Because of the short-term luck involved, Poker is a game where even atrociously poor players can — and do — have winning nights. This isn’t true in most other competitive endeavors. Most of us wouldn’t have a prayer going one-on-one with an NBA basketball player, or attempting to hit a 95 mph big-league fastball. What’s more, we realize it. Yet most of us think we are good Poker players.

If you took a poll at any Poker table, the majority of players would rate themselves significantly above average. But that’s not the case. It can’t be. In the long run, good players beat bad players — though the bad players will win just often enough to keep them coming back for more.

It’s this subtle blend of skill and luck that balances the game. That balance also rewards good players who are realistic about how they assess their ability and that of their opponents. This chapter can help you develop those skills.

Knowing That Everyone Was a Beginner Once

In the beginning, everyone was a bad player — you, me, the guy winning all the money at your table tonight, as well as every player who has ever won the World Series of Poker. Once upon a time, Peyton Manning couldn’t throw a football, Alex Rodriguez couldn’t hit, and Michael Jordan was once cut from his high school basketball team. They were beginners too, and guess what: They were bad. Raw talent? Sure, they were blessed with an abundance of raw talent, but they all had to work long and hard to refine it.

So don’t bemoan your current skill level as a Poker player. You can improve, and you will if you’re willing to pay the price. Every good Poker player has been where you are now, and they’ve improved. To be sure, some progressed by leaps and bounds, while others have taken baby steps, one after the other, until they reached their goal.

Build a foundation first …

You can reach your Poker-playing goals. You probably have some innate potential as a Poker player, and if playing winning Poker is important, you need to build a foundation that will help you reach your potential as quickly as possible. Everyone who has progressed from neophyte to journeyman to expert to superstar shares one trait in common: They built a solid foundation, and that foundation allowed them to spread their wings and fly. And fly they can.
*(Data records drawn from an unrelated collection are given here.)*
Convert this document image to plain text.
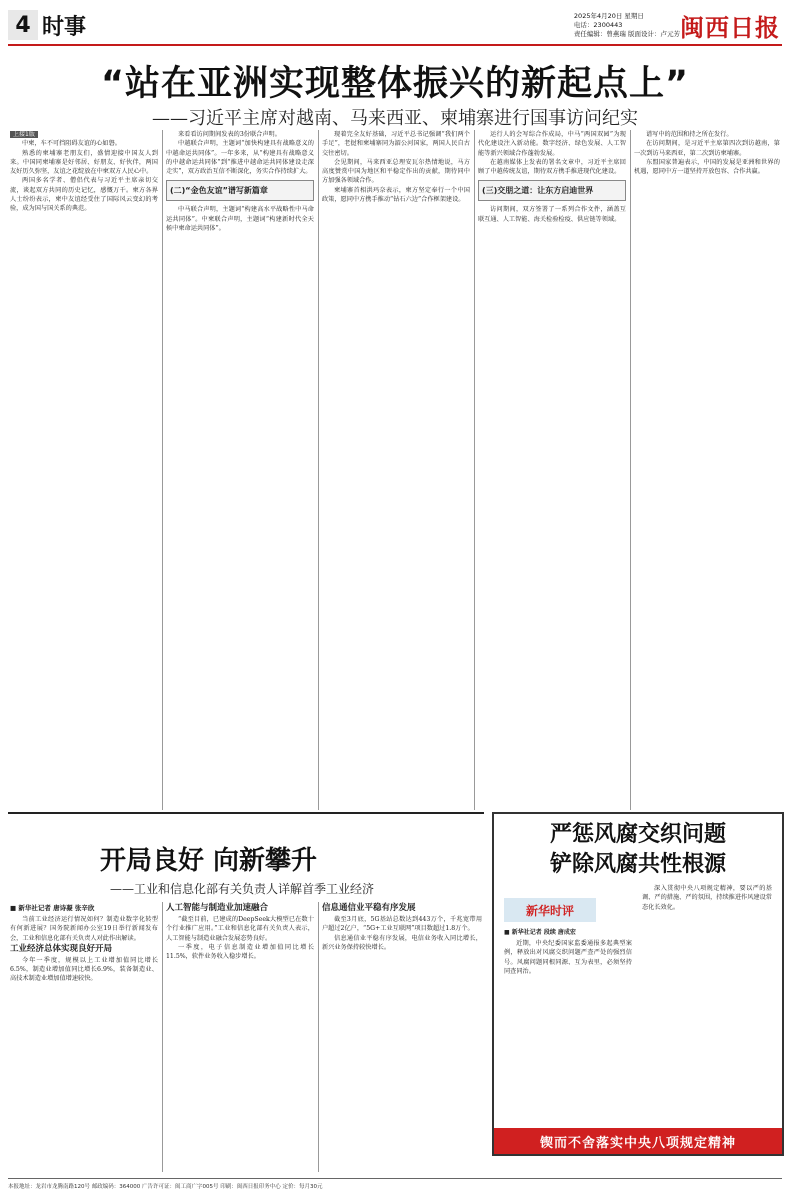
4 时事	2025年4月20日 星期日
电话：2300443
责任编辑：曾燕瑞 版面设计：卢元芳 闽西日报
“站在亚洲实现整体振兴的新起点上”
——习近平主席对越南、马来西亚、柬埔寨进行国事访问纪实
上接1版

中柬，车不可挡阻碍友谊的心如磐。

熟悉的柬埔寨老朋友们，盛情迎接中国友人到来。中国同柬埔寨是好邻居、好朋友、好伙伴，两国友好历久弥坚，友谊之花绽放在中柬双方人民心中。

两国多名学者、僧侣代表与习近平主席亲切交流，谈起双方共同的历史记忆，感慨万千。柬方各界人士纷纷表示，柬中友谊经受住了国际风云变幻的考验，成为国与国关系的典范。

来看看访问期间发表的3份联合声明。

中越联合声明，主题词“加快构建具有战略意义的中越命运共同体”。一年多来，从“构建具有战略意义的中越命运共同体”到“推进中越命运共同体建设走深走实”，双方政治互信不断深化，务实合作持续扩大。

(二)“金色友谊”谱写新篇章

中马联合声明，主题词“构建高水平战略性中马命运共同体”。中柬联合声明，主题词“构建新时代全天候中柬命运共同体”。

现着完全友好基础，习近平总书记强调“我们两个手足”，老挝和柬埔寨同为湄公河国家，两国人民自古交往密切。

会见期间，马来西亚总理安瓦尔热情地说，马方高度赞赏中国为地区和平稳定作出的贡献，期待同中方加强各领域合作。

柬埔寨首相洪玛奈表示，柬方坚定奉行一个中国政策，愿同中方携手推动“钻石六边”合作框架建设。

运行人的会写综合作成局，中马“两国双园”为现代化建设注入新动能。数字经济、绿色发展、人工智能等新兴领域合作蓬勃发展。

在越南媒体上发表的署名文章中，习近平主席回顾了中越传统友谊，期待双方携手推进现代化建设。

(三)交朋之道：让东方启迪世界

访问期间，双方签署了一系列合作文件，涵盖互联互通、人工智能、海关检验检疫、供应链等领域。

谱写中的范围和持之所在发行。

在访问期间，是习近平主席第四次到访越南，第一次到访马来西亚，第二次到访柬埔寨。

东盟国家普遍表示，中国的发展是亚洲和世界的机遇，愿同中方一道坚持开放包容、合作共赢。

开局良好 向新攀升
——工业和信息化部有关负责人详解首季工业经济

■ 新华社记者 唐诗凝 张辛欣

当前工业经济运行情况如何？制造业数字化转型有何新进展？国务院新闻办公室19日举行新闻发布会，工业和信息化部有关负责人对此作出解读。

工业经济总体实现良好开局

今年一季度，规模以上工业增加值同比增长6.5%，制造业增加值同比增长6.9%，装备制造业、高技术制造业增加值增速较快。

人工智能与制造业加速融合

“截至目前，已建成的DeepSeek大模型已在数十个行业推广应用。”工业和信息化部有关负责人表示，人工智能与制造业融合发展态势良好。

一季度，电子信息制造业增加值同比增长11.5%，软件业务收入稳步增长。

信息通信业平稳有序发展

截至3月底，5G基站总数达到443万个，千兆宽带用户超过2亿户，“5G+工业互联网”项目数超过1.8万个。

信息通信业平稳有序发展，电信业务收入同比增长，新兴业务保持较快增长。

严惩风腐交织问题
铲除风腐共性根源
新华时评

■ 新华社记者 段续 唐成宏

近期，中央纪委国家监委通报多起典型案例，释放出对风腐交织问题严查严处的强烈信号。风腐问题同根同源、互为表里，必须坚持同查同治。

深入贯彻中央八项规定精神，要以严的基调、严的措施、严的氛围，持续推进作风建设常态化长效化。

锲而不舍落实中央八项规定精神
本报地址：龙岩市龙腾南路120号 邮政编码：364000 广告许可证：闽工商广字005号 印刷：闽西日报印务中心 定价：每月30元
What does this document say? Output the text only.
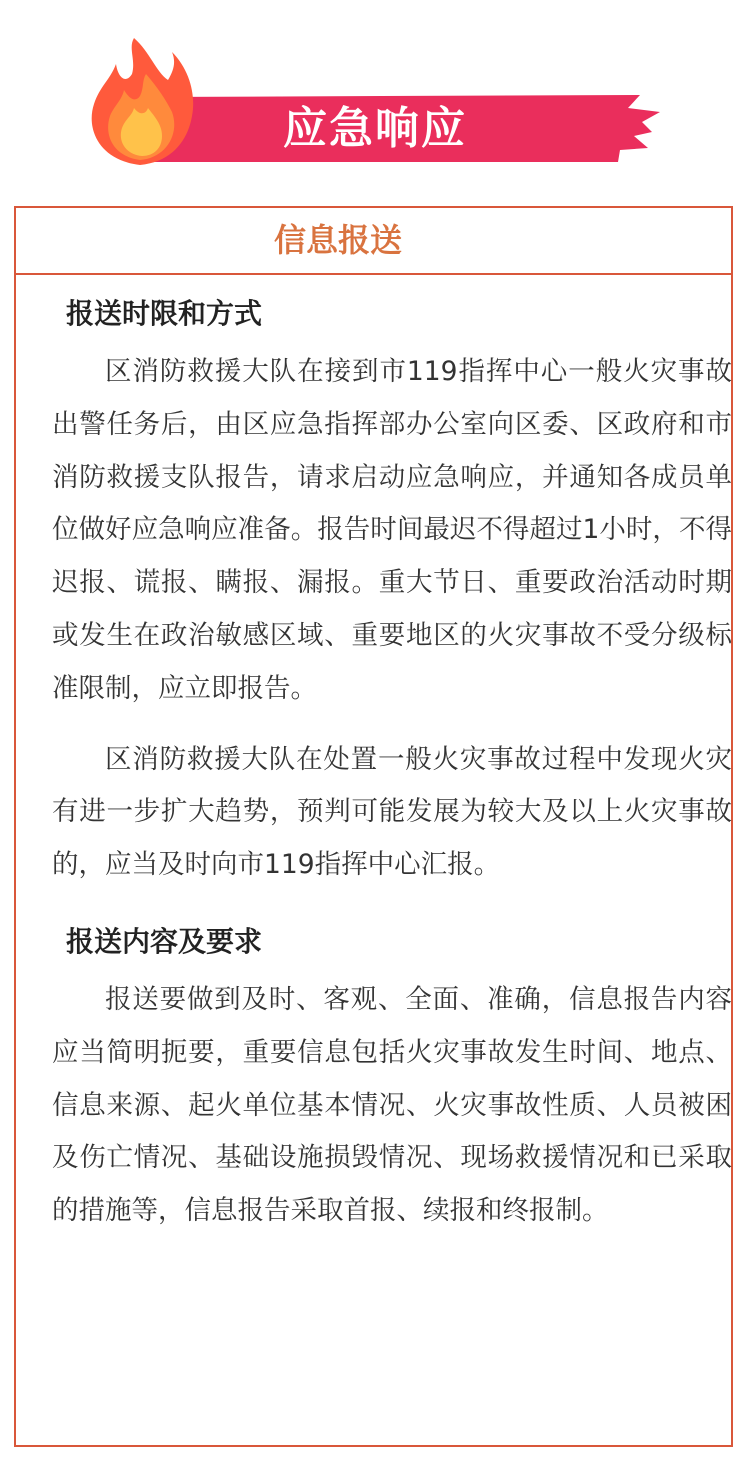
应急响应
信息报送
报送时限和方式

区消防救援大队在接到市119指挥中心一般火灾事故出警任务后，由区应急指挥部办公室向区委、区政府和市消防救援支队报告，请求启动应急响应，并通知各成员单位做好应急响应准备。报告时间最迟不得超过1小时，不得迟报、谎报、瞒报、漏报。重大节日、重要政治活动时期或发生在政治敏感区域、重要地区的火灾事故不受分级标准限制，应立即报告。

区消防救援大队在处置一般火灾事故过程中发现火灾有进一步扩大趋势，预判可能发展为较大及以上火灾事故的，应当及时向市119指挥中心汇报。

报送内容及要求

报送要做到及时、客观、全面、准确，信息报告内容应当简明扼要，重要信息包括火灾事故发生时间、地点、信息来源、起火单位基本情况、火灾事故性质、人员被困及伤亡情况、基础设施损毁情况、现场救援情况和已采取的措施等，信息报告采取首报、续报和终报制。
But in Poker, as in life itself, you can’t fly until you’ve built a rock- solid foundation and mastered the fundamentals. If you’re still grappling with fundamentals, you’re not yet ready to fly. But once those fundamentals are imprinted on your Poker consciousness and you can execute them instinctively, then, and only then, can you think about digressing from these basics and improving.

… Then you can improvise

When you listen to great jazz musicians, you’re hearing improvisation at its best. That improvisation, however, is based on a solid grounding of music theory. Charlie Parker, Miles Davis, the Modern Jazz Quartet, Sonny Rollins, Gerry Mulligan, Charles Mingus, Thelonius Monk: These jazz giants are masters of improvisation, but their innovation and creativity stood on a platform of musical theory, knowledge of time signatures, an understanding of harmony, skill in ensemble playing, and an ability to use rhythm to underpin melodic themes and harmony. Without possessing these basic skills, innovation would not have been possible.

The price wasn’t cheap, either. It took lots of playing, lots of years, and more clubs, sessions, and after-hours joints than those musicians would want to count. But the product was sweet, free-flowing music: riffs that seem to possess a life of their own, springing unbounded from horns, keyboards, and strings, and filling the night with magic.

Poker is the same way. No matter which game you play, you have to know the basic rules before you can take risks (aka improvise). Your risks will be small at first, but as you succeed and build confidence, you’ll find yourself taking bigger risks — and you’ll see them pay off.